她把這幾樣在桌上規規矩矩擺成四方形,又打開食盒的下層間隔。

“我回來時,正巧遇到街邊在賣南來的蓮蓉果。我想著你是臨杭杭家出身,這蓮蓉果應是愛吃的,就算其它菜不對胃口,也能拿這個解解饞。”

杭雲川見她端了把椅子坐下,側身托腮看著自己,烏黑的眼神柔婉明媚,意欲傾聽自己說點什麽。

他當然知道她的目的,這四樣簡簡單單的吃食,她專程分了四家店鋪,專挑最具特色最美味的給自己買來。就連這蓮蓉果,也不知是她從哪裏尋來的,京城離臨杭路途遙遠,蓮蓉果不禁放,也不是應季,怎麽可能在街邊隨隨便便有賣?

他欲出言譏諷幾句,但看她花了不少心思,還是把話壓在了嘴邊。只是掠過那四四方方擺著的四樣食物,伸手取了個蓮蓉果。

李星昭察言觀色地快,看他要吃這個,也立刻伸手拿了個,說道:“這蓮蓉果殼硬,我幫你開,你只管吃就行了。”

杭雲川一臉揶揄,手上拿著果子,也不開了,就靜靜看著她。

李星昭沒怎麽吃過蓮蓉果,這果子是臨杭特產,也就那一帶的人愛吃。因為這果子開起來格外麻煩,產的也少,其他地方的人不會開,也就懶得吃了。

開這蓮蓉果,得先掰下它四個方位的尖角,然後取下果蒂,拿指甲在蒂上一掐,將它外殼裂出個縫,再慢慢取下來。

李星昭先前偷偷開了個,還算順利。她以為自己掌握了,可這會兒,杭雲川那對眼睛目不轉睛地盯著自己,她有點發慌,掐的力氣大了些,不小心將這果子掐成兩半,果肉都碎成塊了。

這自己吃倒也不是不行,但是給客人吃,賣相實在是難看了點。

李星昭抱歉一笑:“失誤了,等我開個好的。”

“剛剛那果子有點生,裏頭太嫩,不能掐得太用力。”杭雲川說道,他已經把手上的果子去了角,前後左右揉了揉,像在安撫一只兔子。

接著,就見他手指一捏,也不知道是怎麽使的巧勁,那果子表皮穩穩裂開了,他伸手一扯,把半邊果皮扯下來。

他托著下半張果皮,那晶瑩透亮的果子宛若鑲嵌在石槽上的美玉,他端地很仔細,一點不碰果肉地遞到李星昭跟前。

“給客人吃的,要這樣開。”

李星昭看他眼底全是得意,也不知道他這果子,是給自己炫耀,還是要給自己吃,還是在羞辱自己。

她又是氣餒,又是不甘,悻悻說道:“向您學習,我知道該怎麽開了。”

“你嘗嘗。”杭雲川見她不接,就把果子帶皮的那面放在桌上,推到她面前。

“這完整的果子,和揉碎的果子,吃起來是不一樣的。就像菜,講究色香味俱全,當首就是賣相。同樣的菜,賣相好,吃起來自然就感覺美味許多。”

他說得一本正經,微側著頭,無比認真地打量著李星昭臉頰。

“世人皆愛以貌論物,也愛以貌取人,我倒是好奇一件事。李姑娘的無明業火流練得出神入化,此術可修覆肌骨,是否也可以易容換貌?李姑娘是否是利用了此術,換得美貌,用作蠱惑人心的武器呢?”

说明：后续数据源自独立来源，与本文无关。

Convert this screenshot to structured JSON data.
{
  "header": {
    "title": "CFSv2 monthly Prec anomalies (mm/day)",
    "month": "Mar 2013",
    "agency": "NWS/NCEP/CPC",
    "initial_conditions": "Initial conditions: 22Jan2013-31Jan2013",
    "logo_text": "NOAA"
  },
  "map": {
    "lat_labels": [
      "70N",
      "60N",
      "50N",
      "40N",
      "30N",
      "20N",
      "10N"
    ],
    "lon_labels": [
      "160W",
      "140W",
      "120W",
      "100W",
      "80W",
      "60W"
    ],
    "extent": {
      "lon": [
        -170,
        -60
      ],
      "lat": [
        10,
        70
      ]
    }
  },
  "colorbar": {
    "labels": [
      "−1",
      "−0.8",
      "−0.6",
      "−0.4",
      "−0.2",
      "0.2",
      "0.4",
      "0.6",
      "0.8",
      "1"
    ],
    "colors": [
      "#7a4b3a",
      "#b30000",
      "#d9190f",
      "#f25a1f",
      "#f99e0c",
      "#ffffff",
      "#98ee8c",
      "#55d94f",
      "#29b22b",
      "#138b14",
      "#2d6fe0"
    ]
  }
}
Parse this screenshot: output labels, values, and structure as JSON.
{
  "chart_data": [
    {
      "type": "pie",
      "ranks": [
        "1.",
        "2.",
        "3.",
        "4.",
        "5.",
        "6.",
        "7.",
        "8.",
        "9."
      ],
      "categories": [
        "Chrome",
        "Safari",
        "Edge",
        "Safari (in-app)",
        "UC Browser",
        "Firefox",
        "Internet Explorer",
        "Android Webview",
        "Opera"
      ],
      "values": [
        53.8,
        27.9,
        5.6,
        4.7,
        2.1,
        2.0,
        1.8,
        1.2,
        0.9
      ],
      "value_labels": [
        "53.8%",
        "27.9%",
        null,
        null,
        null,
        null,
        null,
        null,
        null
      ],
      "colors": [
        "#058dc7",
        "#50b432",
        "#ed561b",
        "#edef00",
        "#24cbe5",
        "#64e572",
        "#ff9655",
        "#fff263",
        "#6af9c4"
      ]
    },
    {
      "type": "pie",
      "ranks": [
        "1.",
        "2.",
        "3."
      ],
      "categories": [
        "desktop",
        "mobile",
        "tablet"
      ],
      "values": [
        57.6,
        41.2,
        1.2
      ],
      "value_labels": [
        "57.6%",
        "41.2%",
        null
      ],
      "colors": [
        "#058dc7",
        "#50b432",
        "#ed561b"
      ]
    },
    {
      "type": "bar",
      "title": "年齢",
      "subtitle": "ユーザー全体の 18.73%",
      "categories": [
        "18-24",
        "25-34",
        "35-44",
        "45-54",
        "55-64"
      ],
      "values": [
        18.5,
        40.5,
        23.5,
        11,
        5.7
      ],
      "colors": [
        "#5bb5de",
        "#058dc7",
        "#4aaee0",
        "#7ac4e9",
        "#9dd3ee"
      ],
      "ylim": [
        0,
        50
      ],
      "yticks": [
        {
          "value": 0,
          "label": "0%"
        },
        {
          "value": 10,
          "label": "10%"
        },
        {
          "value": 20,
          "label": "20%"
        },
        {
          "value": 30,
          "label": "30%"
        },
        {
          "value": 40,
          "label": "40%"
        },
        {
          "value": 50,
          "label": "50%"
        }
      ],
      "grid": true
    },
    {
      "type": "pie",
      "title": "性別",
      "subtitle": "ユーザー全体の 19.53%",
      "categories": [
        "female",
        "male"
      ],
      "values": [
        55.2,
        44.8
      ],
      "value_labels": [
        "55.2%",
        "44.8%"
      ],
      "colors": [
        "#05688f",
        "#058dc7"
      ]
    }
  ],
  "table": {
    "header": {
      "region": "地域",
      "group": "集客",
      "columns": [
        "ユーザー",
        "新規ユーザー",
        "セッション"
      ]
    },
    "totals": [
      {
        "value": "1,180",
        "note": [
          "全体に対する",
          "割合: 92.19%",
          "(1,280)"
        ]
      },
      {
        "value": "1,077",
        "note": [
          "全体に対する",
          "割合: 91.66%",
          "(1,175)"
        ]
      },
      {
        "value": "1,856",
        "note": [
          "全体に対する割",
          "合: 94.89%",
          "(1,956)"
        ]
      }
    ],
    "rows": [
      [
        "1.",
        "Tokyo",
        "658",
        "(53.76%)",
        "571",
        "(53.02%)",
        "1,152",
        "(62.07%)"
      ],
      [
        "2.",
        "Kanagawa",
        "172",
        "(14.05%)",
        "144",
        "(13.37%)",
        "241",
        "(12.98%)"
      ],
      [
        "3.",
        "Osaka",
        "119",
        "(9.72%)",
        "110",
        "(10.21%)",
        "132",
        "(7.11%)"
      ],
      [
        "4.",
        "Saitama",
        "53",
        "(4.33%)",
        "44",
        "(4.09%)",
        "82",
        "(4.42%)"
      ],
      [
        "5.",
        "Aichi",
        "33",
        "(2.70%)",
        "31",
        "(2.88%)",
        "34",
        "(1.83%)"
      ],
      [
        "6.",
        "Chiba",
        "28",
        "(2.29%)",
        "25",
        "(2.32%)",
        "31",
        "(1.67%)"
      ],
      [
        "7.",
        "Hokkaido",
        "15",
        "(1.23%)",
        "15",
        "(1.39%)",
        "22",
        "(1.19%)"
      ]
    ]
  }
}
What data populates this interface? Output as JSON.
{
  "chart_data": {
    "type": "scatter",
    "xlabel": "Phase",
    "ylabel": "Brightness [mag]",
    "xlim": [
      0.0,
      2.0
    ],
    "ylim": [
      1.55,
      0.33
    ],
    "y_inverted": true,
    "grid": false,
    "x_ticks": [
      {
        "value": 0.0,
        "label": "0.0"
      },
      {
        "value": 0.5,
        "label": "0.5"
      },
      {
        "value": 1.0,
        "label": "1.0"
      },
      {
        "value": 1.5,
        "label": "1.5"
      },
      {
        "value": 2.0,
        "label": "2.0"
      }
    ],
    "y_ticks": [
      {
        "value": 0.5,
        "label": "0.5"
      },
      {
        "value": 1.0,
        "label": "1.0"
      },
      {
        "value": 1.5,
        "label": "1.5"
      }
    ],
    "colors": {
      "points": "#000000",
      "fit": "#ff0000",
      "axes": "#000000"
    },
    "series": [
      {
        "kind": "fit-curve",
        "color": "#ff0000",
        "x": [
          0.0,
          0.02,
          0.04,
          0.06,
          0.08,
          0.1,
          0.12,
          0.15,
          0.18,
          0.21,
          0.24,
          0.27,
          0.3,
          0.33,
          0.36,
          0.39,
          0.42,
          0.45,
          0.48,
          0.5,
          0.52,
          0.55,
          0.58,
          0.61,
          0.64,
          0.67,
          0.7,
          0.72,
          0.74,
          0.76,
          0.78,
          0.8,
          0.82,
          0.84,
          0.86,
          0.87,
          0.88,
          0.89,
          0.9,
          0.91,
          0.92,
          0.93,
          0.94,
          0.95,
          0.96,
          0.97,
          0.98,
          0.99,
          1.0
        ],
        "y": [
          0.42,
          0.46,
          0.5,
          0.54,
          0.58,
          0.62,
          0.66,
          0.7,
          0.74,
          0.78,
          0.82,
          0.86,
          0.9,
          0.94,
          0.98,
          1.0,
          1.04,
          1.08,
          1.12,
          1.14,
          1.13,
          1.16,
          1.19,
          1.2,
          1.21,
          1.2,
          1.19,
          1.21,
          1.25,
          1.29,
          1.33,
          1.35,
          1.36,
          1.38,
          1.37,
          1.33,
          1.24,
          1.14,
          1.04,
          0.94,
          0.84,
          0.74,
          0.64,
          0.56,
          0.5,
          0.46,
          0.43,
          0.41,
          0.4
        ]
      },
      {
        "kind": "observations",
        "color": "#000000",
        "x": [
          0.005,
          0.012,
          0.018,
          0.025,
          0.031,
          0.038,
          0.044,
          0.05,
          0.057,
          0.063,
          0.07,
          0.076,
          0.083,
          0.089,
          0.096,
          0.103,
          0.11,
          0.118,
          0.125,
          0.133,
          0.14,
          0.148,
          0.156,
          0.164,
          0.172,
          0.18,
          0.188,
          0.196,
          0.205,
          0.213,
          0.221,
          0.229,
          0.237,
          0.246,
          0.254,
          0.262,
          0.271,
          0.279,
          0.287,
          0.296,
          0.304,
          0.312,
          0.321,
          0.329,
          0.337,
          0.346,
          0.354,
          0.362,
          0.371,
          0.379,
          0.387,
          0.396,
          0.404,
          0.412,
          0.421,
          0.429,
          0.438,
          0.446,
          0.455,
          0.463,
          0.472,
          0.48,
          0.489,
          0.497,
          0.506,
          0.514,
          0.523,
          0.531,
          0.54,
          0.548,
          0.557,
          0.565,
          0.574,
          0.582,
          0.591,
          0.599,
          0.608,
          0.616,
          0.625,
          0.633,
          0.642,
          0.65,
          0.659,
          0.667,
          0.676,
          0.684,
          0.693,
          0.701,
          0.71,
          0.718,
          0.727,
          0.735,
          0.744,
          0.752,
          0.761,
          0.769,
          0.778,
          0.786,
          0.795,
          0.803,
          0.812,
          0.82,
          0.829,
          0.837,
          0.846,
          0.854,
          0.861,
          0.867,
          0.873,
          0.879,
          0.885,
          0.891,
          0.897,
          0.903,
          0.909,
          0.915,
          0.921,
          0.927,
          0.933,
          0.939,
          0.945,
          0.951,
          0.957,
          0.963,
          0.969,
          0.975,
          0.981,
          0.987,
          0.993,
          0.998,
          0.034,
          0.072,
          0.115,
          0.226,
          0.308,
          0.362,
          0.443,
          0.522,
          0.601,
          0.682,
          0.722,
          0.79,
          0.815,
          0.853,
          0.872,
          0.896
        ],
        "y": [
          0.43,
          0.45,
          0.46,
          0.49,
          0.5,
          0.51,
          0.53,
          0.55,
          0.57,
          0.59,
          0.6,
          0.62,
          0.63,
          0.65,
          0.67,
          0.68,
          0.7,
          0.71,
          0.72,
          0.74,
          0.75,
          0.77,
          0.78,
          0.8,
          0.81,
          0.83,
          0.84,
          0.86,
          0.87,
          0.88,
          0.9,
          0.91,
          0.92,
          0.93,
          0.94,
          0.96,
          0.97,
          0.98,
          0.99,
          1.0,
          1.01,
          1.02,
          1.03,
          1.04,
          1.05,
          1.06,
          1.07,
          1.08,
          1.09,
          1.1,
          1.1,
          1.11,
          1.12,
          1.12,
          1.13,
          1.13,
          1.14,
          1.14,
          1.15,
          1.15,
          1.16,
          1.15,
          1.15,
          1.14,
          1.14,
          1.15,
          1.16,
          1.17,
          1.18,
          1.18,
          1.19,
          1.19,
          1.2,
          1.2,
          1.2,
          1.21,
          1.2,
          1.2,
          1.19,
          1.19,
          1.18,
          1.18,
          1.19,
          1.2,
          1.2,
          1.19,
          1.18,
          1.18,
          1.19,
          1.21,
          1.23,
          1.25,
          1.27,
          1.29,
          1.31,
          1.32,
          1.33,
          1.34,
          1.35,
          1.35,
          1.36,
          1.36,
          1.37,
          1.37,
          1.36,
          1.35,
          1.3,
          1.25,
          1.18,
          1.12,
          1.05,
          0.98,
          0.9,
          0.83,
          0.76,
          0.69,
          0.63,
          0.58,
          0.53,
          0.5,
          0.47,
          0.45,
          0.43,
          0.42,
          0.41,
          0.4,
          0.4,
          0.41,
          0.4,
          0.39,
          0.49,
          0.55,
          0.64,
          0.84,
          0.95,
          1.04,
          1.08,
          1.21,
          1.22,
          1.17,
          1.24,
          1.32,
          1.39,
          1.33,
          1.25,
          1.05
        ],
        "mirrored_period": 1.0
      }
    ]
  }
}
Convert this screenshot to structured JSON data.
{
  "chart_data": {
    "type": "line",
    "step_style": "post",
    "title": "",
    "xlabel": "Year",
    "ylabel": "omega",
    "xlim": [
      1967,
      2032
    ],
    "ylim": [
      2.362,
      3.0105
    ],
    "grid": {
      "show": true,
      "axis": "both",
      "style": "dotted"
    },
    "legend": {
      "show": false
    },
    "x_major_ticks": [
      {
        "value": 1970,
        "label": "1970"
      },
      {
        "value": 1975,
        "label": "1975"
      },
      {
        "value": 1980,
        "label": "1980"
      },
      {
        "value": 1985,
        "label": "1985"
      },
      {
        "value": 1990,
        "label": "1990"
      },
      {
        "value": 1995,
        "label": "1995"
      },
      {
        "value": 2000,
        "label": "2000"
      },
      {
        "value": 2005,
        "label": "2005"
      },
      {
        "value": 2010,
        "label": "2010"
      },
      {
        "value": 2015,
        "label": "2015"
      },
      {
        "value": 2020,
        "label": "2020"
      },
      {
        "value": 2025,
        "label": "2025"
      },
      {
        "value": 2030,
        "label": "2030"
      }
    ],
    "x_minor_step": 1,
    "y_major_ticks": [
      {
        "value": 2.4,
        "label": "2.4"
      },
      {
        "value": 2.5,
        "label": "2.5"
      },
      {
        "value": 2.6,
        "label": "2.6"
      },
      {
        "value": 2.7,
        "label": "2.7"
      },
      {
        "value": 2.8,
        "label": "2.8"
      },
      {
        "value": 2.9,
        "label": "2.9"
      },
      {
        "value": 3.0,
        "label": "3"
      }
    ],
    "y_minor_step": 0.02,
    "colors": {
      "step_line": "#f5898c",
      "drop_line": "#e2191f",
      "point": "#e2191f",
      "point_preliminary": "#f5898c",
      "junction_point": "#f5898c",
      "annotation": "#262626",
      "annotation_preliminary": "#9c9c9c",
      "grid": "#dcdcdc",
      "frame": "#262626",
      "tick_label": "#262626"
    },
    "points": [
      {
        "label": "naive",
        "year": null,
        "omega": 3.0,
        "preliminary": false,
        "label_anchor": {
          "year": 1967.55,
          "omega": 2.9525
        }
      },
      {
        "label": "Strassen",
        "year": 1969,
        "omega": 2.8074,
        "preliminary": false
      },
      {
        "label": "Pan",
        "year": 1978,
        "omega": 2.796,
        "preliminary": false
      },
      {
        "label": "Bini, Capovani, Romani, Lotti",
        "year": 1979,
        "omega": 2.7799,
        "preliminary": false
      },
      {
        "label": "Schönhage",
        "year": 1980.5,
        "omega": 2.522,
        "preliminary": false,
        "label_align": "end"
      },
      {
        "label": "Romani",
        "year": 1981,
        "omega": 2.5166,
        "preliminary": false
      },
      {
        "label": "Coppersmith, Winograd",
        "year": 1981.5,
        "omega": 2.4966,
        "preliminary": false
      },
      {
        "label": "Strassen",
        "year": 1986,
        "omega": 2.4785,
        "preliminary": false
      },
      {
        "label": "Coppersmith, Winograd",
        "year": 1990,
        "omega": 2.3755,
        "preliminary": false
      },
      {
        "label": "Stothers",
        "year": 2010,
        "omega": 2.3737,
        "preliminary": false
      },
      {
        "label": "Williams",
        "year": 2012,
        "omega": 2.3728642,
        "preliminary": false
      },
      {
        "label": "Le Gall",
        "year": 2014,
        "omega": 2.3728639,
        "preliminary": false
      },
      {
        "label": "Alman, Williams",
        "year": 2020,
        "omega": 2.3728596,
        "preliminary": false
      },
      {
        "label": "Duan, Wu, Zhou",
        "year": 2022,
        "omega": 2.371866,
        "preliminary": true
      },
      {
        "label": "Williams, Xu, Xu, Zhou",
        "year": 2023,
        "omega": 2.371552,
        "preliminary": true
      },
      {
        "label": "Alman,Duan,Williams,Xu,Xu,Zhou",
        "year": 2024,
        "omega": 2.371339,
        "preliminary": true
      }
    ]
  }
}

“杭雲川!”李星昭氣得雙頰微紅,“無明業火流不過只能將肌體修覆如初,又不是什麽易容術,怎麽可能易容換貌?而且,你從哪裏看到,我用臉去蠱惑人心了?”

“我只是突發奇想罷了。”杭雲川眉毛微挑,露出又黑又大的瞳仁,倒顯得一副很無辜樣子。

李星昭一口氣出不來,硬生生憋了回去。她也不管什麽客人不客人的,拿走那雙原本給杭雲川備著的筷子,說道:“你不愛吃這些,我就不浪費了。”

她挨個夾過去,邊吃邊想著,這姓杭的不過賊子賊孫,自己費勁心機巴結他,平白無辜遭他一頓羞辱。這貨軟的不吃,硬的也不吃,一天到晚就知道戲耍自己。正如他昨夜所說,自己就不該救他,就該讓他被人砍死算了。

昊靛宮內,皇上收到一卷奏折,上面寫到:已查明盜取歸墟的竊賊是杭家派出,歸墟的具體下落仍然在探查,該竊賊是當前最重要的線索,我需暫時保全他性命,請皇上恩準。

“果然是杭家的。”皇上情不自禁的點頭,她招手喚來不遠處站著的人,問道:“常威將軍查的怎麽樣了?”

“已派人調查,目前還無消息。”那人行禮回道。

“記住,只要有任何杭家相關的蛛絲馬跡,立刻報上來。”

說罷,她揉著酸痛的眉頭,嘆道,“這兩家聯手,就是對我大郢最大的威脅啊。”

她起身,走到窗邊,俯瞰這偌大的京城。這裏歌舞升平,物阜民豐。這樣太平景象,究竟還能維持多久呢?

城南廣平門附近,一對年輕男女倚著城墻行走。

“昨日發生這麽大的事情,恕我直言,你這樣冒失地在外面走,不太妥當了。”李星昭說。

“無妨。”杭雲川說道,“你不是說了護我周全嗎?”

“我是會護你周全,但我絕不可能讓你逃出京城。”李星昭冷著臉,看他走到城墻底下,伸手向墻磚上碩大的溝壑摸去。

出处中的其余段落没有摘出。